Training computer systems in the comprehension of language has been a goal coveted by researchers for many decades. Now, the Chinese tech giant Alibaba and Microsoft claim to have taken the very first step towards that lofty aim.
Both systems were tested using the Stanford University’s Question Answering Dataset, a collection of 100,000 questions based on 500 Wikipedia articles, which has become the battleground for different AI research groups vying to become the first one to beat standard human performance.
The systems were fed a number of paragraphs from articles on a variety of topics, and then prompted to answer a number of questions based on the available information.
The current human score is 82.3, while the systems built by Alibaba and Microsoft racked up 82.44 and 82.65 points respectively, beating their biological rivals by a hair’s breadth.
“It is our great honour to witness the milestone where machines surpass humans in reading comprehension.

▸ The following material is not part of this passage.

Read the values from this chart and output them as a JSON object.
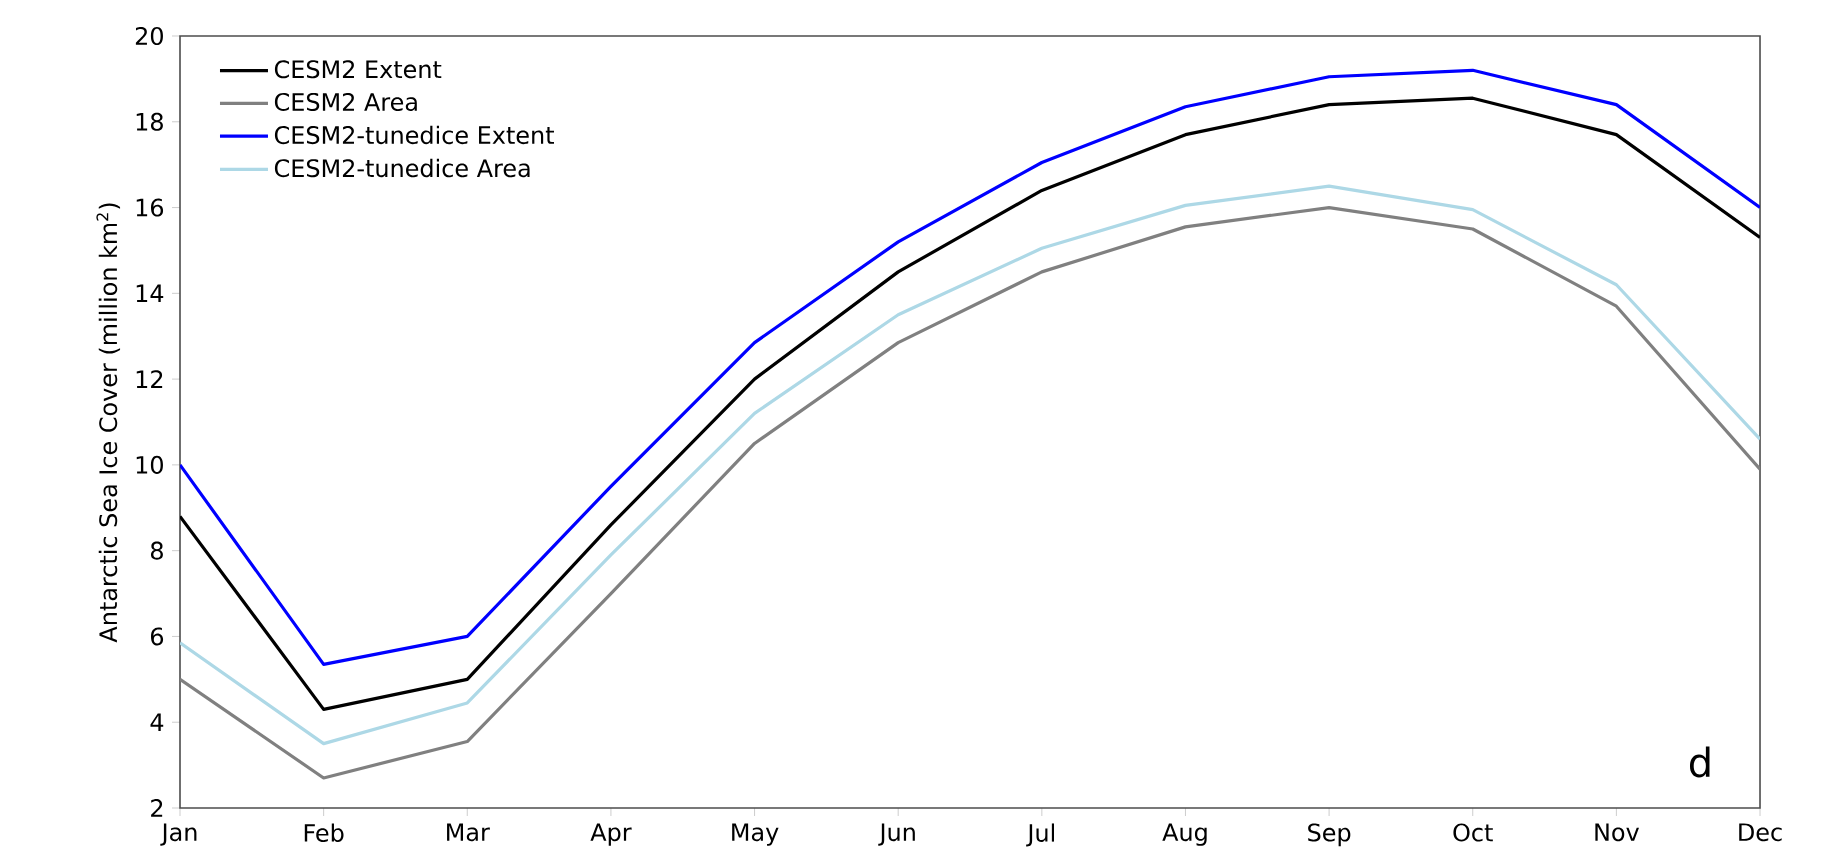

That means objective questions such as ‘what causes rain’ can now be answered with high accuracy by machines,” said Luo Si, Chief Scientist of Natural Language Processing at Alibaba.
Some news outlets have taken hold of the news, claiming that artificial intelligence can now read better than humans, and even that it will decrease the need for human input in an unprecedented way.
However, as many other commentators, as well as the companies themselves have noted – this is not ‘real’ comprehension. In other words, the algorithms have no clue what they’re ‘reading’.
Apparent comprehension arises from the systems’ ability to identify patterns and match terms contained within the articles.
Furthermore, the systems were only fed cleanly formatted materials from Wikipedia that were guaranteed to contain answers. ‘Polluting’ the text with gibberish or asking the systems to infer meaning from several sentences breaks the process down, which means real comprehension is still a ways off.
Before that happens, though, researchers hope to soon implement similarly designed systems in museums, customer service establishments, an online systems designed to provide answers to medical inquiries.
Furthermore, research teams around the world are currently training AI systems to solve SAT-style math problems and basic science questions.